La transition vers des modes de transport plus écologiques, comme les voitures électriques, est en plein essor en Europe, avec une augmentation notable de leur part sur le marché. En Belgique, cette portion a explosé, passant de 3% à 20% en seulement cinq ans. Cependant, cette avancée soulève des questions pressantes concernant la sécurité routière, particulièrement pour les piétons et les usagers vulnérables. Une étude récente de l’institut Vias met en lumière une réalité troublante : les véhicules électriques sont impliqués dans 42% des accidents touchant ces usagers, un chiffre alarmant comparé aux 27% observés pour l’ensemble des véhicules. Cette disparité de 15 points, représentant un risque accru de 55%, est principalement attribuée au silence des véhicules silencieux, surtout à faible vitesse.
Accidents et sécurité des piétons : les chiffres clés
Selon l’étude de Vias, la transition vers les voitures électriques, bien qu’elle contribue à la réduction des émissions de carbone, pourrait avoir des conséquences inattendues pour la sécurité des piétons. En milieu urbain, où la circulation est dense, le danger augmente :
- 42% des accidents impliquant des voitures électriques concernent des piétons ou des cyclistes.
- À 20 km/h, une voiture hybride sur cinq ne peut pas être détectée à temps par les usagers vulnérables.
- À 10 km/h, 38% des véhicules restent indétectables, accentuant le risque pour les personnes malvoyantes.

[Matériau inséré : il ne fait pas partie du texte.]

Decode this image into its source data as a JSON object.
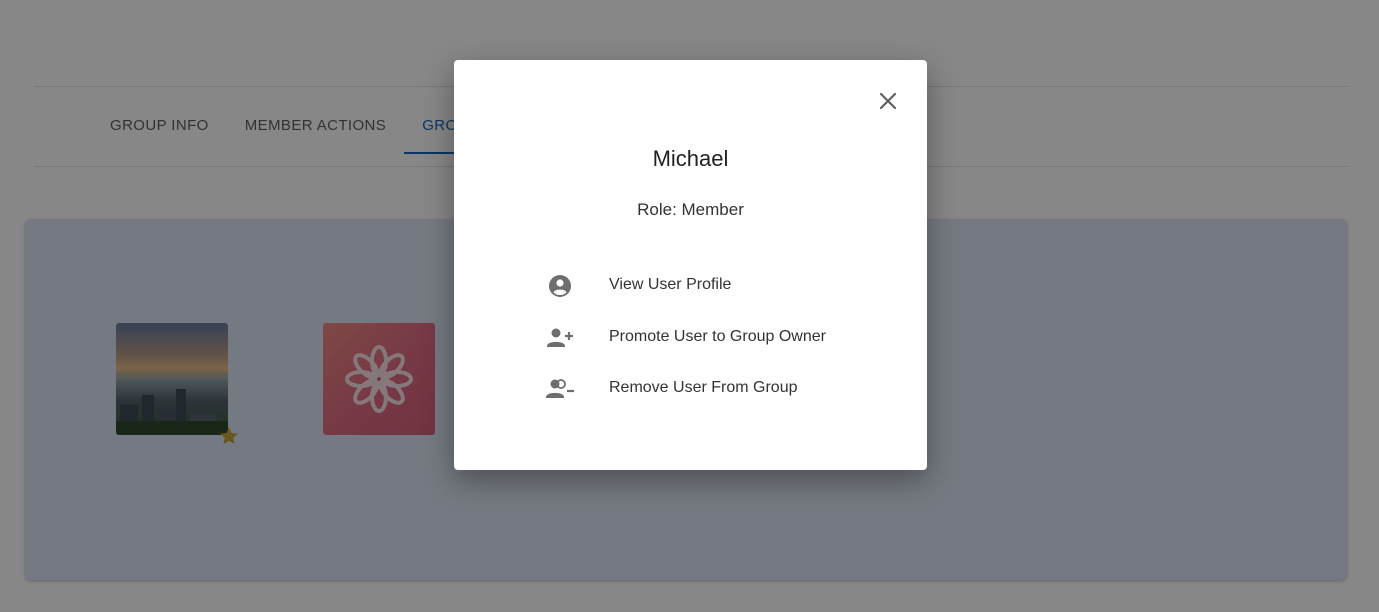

L’impact du bruit des voitures électriques sur la circulation urbaine
Le phénomène inquiétant réside dans le fait que les voitures électriques émettent beaucoup moins de bruit que leurs homologues thermiques, qui, à faible vitesse, présentent un volume sonore d’environ 55 décibels. En revanche, les dispositifs d’alerte acoustique (AVAS) à bord des voitures électriques n’offrent pas toujours un niveau sonore suffisant et homogène, mettant ainsi en danger les piétons, surtout ceux ayant une déficience visuelle. Les modèles AVAS varient en intensité sonore en fonction des fabricants, créant une cacophonie souvent déroutante.
Des solutions pour une transition sécurisée
Face à ces défis, plusieurs recommandations émergent pour améliorer la sécurité routière au sein des villes :
- Harmoniser les normes : Il est crucial d’uniformiser le son émis par les systèmes AVAS pour qu’il soit reconnaissable et discernable.
- Augmenter le seuil sonore : Élever le minimum sonore des AVAS jusqu’à 20 km/h peut offrir une détection plus fiable pour les piétons.
- Renforcer la sensibilisation : Des campagnes de sensibilisation doivent être mises en place pour alerter les conducteurs sur les risques liés au silence des véhicules.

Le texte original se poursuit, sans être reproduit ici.